TL;DR: On average, a lone atom (hydrogen or not) is truly nonpolar, producing no net electric field. This is not, however, necessarily true at any given instant, and the momentary generation of weak, transient electric fields by atoms (and nonpolar molecules) turns out to have very important consequences.
@EmilioPisanty's answer gets it right on a basic level - the negative charge of an atom (or molecule)'s electron cloud is distributed continuously over the whole electron cloud, rather than being concentrated in one (or more) discrete electron point charges.
It is also true that, averaged over time, the distribution of electric charge over the electron cloud of a lone atom1 is spherically symmetric, with no permanent net electric field being produced.
The electron cloud's charge distribution at a given instant, however, is not necessarily symmetric; there can be (and are) momentary clumps of more-strongly-charged electron cloud and of less-strongly-charged electron cloud.

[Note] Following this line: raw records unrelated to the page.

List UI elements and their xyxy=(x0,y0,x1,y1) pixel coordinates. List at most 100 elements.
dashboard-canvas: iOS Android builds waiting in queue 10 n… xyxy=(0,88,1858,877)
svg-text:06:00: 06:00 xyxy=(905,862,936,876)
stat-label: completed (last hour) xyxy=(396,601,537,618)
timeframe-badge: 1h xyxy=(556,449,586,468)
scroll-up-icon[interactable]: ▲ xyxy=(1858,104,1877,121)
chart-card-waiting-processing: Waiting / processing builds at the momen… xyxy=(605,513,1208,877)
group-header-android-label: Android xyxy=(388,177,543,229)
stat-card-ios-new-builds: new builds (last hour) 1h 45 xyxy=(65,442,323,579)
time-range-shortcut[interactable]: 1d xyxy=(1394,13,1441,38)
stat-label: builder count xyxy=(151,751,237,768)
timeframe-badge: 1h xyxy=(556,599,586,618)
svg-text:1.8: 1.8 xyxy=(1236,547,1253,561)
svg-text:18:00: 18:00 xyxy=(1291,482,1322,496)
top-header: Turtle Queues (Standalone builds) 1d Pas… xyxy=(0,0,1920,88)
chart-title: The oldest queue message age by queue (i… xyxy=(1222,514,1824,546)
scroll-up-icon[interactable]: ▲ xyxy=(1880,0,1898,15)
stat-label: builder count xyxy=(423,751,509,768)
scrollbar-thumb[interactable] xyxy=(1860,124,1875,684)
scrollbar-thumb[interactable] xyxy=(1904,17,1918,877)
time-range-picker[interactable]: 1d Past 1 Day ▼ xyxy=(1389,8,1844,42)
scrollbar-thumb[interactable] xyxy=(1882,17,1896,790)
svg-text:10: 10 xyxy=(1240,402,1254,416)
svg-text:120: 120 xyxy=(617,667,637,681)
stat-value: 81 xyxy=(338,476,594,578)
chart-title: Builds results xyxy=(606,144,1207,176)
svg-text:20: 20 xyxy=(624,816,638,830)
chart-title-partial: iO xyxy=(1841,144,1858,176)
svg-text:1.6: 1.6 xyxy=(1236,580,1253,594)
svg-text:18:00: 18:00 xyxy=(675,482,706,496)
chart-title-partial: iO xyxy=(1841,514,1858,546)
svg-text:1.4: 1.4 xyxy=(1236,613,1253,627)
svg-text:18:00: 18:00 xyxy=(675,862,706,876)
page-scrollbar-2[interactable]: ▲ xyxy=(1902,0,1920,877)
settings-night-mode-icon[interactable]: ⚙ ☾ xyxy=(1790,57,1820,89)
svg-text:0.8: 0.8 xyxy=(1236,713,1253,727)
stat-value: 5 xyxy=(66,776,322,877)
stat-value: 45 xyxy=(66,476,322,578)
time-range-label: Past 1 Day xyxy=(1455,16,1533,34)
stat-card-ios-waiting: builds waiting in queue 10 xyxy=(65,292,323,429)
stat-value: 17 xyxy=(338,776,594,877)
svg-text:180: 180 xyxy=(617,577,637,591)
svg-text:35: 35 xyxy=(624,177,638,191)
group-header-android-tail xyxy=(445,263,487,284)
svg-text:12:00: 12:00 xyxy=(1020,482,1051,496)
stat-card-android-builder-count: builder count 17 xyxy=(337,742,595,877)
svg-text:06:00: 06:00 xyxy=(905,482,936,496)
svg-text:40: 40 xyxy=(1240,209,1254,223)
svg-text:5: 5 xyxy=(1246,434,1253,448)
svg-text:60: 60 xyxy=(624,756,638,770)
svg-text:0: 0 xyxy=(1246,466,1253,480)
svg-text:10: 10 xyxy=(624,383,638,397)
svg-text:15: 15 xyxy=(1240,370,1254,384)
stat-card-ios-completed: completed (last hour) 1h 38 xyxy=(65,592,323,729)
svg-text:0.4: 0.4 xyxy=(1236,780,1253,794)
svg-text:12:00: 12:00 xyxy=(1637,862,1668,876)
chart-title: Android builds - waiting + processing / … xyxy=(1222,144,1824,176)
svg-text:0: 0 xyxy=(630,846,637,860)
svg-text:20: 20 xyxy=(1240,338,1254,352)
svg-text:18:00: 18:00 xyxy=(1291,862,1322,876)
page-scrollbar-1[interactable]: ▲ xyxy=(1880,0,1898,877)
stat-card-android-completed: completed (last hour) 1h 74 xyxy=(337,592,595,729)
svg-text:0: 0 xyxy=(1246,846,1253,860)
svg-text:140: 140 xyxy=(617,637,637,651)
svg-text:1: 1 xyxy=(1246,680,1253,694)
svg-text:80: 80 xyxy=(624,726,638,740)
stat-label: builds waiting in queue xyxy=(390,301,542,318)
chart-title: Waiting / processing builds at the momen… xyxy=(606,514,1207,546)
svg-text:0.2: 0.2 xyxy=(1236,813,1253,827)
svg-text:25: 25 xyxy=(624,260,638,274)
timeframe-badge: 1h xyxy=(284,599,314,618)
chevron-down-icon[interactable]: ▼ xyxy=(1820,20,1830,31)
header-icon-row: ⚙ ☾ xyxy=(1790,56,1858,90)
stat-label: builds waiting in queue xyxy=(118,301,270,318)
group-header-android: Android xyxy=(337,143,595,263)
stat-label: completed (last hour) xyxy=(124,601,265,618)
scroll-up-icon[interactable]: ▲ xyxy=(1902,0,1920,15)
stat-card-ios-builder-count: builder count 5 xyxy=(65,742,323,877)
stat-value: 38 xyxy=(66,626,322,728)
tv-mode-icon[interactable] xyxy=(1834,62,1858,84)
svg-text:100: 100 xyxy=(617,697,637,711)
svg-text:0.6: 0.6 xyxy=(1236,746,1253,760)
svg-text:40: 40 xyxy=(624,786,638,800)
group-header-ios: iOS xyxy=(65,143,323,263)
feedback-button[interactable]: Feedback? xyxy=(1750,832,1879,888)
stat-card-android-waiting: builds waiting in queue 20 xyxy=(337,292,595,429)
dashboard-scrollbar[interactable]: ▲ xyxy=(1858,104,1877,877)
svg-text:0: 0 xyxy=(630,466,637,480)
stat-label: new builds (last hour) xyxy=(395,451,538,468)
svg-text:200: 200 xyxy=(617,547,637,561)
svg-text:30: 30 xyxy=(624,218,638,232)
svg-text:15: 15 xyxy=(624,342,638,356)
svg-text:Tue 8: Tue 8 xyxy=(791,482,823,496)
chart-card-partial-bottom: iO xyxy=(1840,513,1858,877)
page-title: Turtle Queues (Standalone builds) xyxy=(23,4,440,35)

If an atom's electron cloud happens to momentarily have more of its negative charge on one side than on the other, this gives the atom a (weak, momentary) electric dipole moment, causing it to generate a (weak, momentary) electric field.
Although one might dismiss this as unimportant, it turns out to be anything but. If an atom with such a momentary dipole moment happens to come close to another atom in such a way that its positive or negative pole is pointing at (or nearly at) the second atom, it can then polarise the second atom.
We now have two polarised atoms, with dipole moments aligned head-to-tail. This creates an attraction, known as the London dispersion force, between said atoms; this is the weakest, but also the most ubiquitous, of the van der Waals forces mentioned by Emilio (and the only van der Waals force not requiring the participation of at least one polar molecule or ion).2 Additionally, as this atomic pairing-off does not cancel out the dipole moments of the two atoms, the pair can, in turn, polarise more atoms around them.
As atoms with more electrons - and, thus, more total charge - in their electron clouds are easier to polarise (especially when the polarising force is weak, like that from a random momentary atomic dipole in an adjacent atom), atoms (and molecules!) with more electrons exhibit stronger London dispersion forces, which is why things like iodine (a nonpolar diatomic molecule with lots of electrons, which is solid at room temperature) have higher freezing and boiling points than smaller nonpolar atoms and molecules, like helium (a nonpolar monatomic gas with only two electrons, which only liquifies when cooled to just above absolute zero).3
1: This train of thought also works for nonpolar molecules, which, likewise, generate no permanent net electric field, but these wouldn't be accurately described as "spherically symmetric".
2: The other two are the Coulomb/Keesom force between permanently-polar molecules (the strongest of the van der Waals forces, but also the least common, as it requires that both participants be molecules with permanent electric dipole moments) and the Debye force between a permanently-polar molecule (on the one hand) and an ordinarily-nonpolar atom or molecule polarised by the electric field of the permanently-polar molecule (on the other).
3: For nonpolar molecules with more than two atoms and containing atoms from at least two elements, an additional method of generating momentary charge separation comes into play; if the thermal flexions and stretchings and vibrations of the atoms in the molecule happen to put most of the atoms of element A on one side of the molecule, and most of the atoms of element B on the other side, this generates a momentary dipole moment even if the charge distributions within each of these atoms' electron clouds remain perfectly symmetrical. This is why (for instance), even though a neon atom and a methane molecule each have ten electrons, neon boils at 27.1 K at standard pressure, while methane's boiling point is a toasty 111.65 K.